Obama vs. predecessors at start of second terms
It's the most important indicator for a second term president: His approval rating in public opinion polls.
So as President Barack Obama gets ready for his second inaugural, how does he stack up against his predecessors who also served two terms in the White House?
A CNN/ORC International poll conducted Monday and Tuesday indicates that 55% of Americans approve of the job Obama's doing, with 43% giving the president a thumbs down. And a CNN Poll of Polls, which averages the CNN poll and seven other non-partisan, live operator national surveys conducted over the past week and a half indicates the president with a 52%-43% approval rating.
How does Obama rate compared to his predecessors?

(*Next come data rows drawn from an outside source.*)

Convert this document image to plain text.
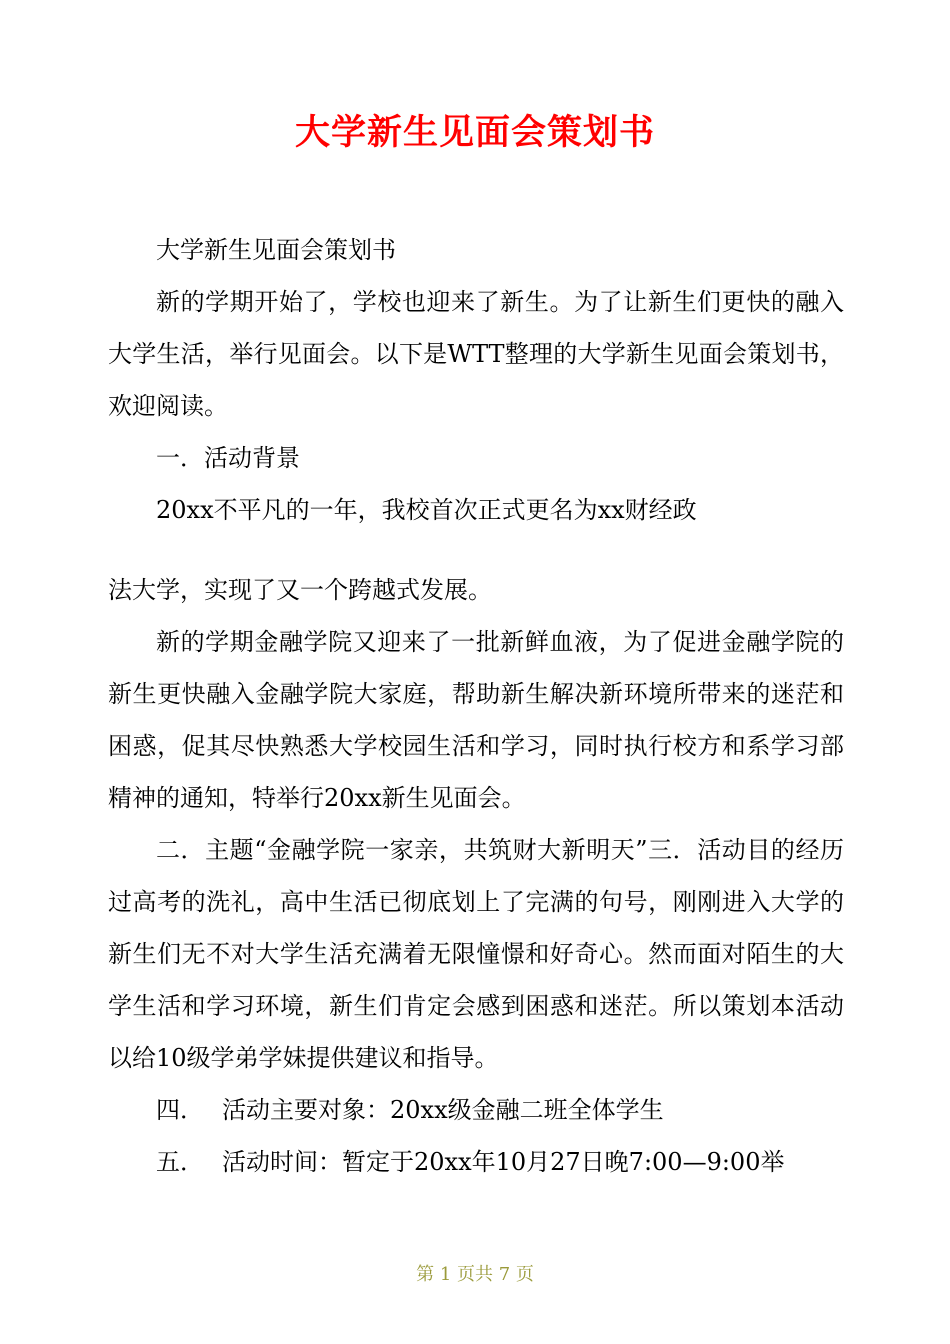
大学新生见面会策划书

大学新生见面会策划书

新的学期开始了，学校也迎来了新生。为了让新生们更快的融入大学生活，举行见面会。以下是WTT整理的大学新生见面会策划书，欢迎阅读。

一．活动背景

20xx不平凡的一年，我校首次正式更名为xx财经政

法大学，实现了又一个跨越式发展。

新的学期金融学院又迎来了一批新鲜血液，为了促进金融学院的新生更快融入金融学院大家庭，帮助新生解决新环境所带来的迷茫和困惑，促其尽快熟悉大学校园生活和学习，同时执行校方和系学习部精神的通知，特举行20xx新生见面会。

二．主题“金融学院一家亲，共筑财大新明天”三．活动目的经历过高考的洗礼，高中生活已彻底划上了完满的句号，刚刚进入大学的新生们无不对大学生活充满着无限憧憬和好奇心。然而面对陌生的大学生活和学习环境，新生们肯定会感到困惑和迷茫。所以策划本活动以给10级学弟学妹提供建议和指导。

四． 活动主要对象：20xx级金融二班全体学生

五． 活动时间：暂定于20xx年10月27日晚7:00—9:00举

第 1 页共 7 页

He's slightly ahead of George W. Bush, who stood at 51% in January 2005 in a CNN/USA Today/Gallup poll.
And he's slightly behind Bill Clinton and Ronald Reagan. Clinton had a 62% approval rating in January 1997 in a CNN/USA Today poll, and Reagan also stood at 62% in January 1985 in a Gallup survey.
Going further back in history: Richard Nixon was at 51% in January 1973, Lyndon Johnson stood at 71% in January 1965, Dwight Eisenhower was at 73% in 1957, and Harry Truman stood at 69% in January 1949, all in Gallup polling.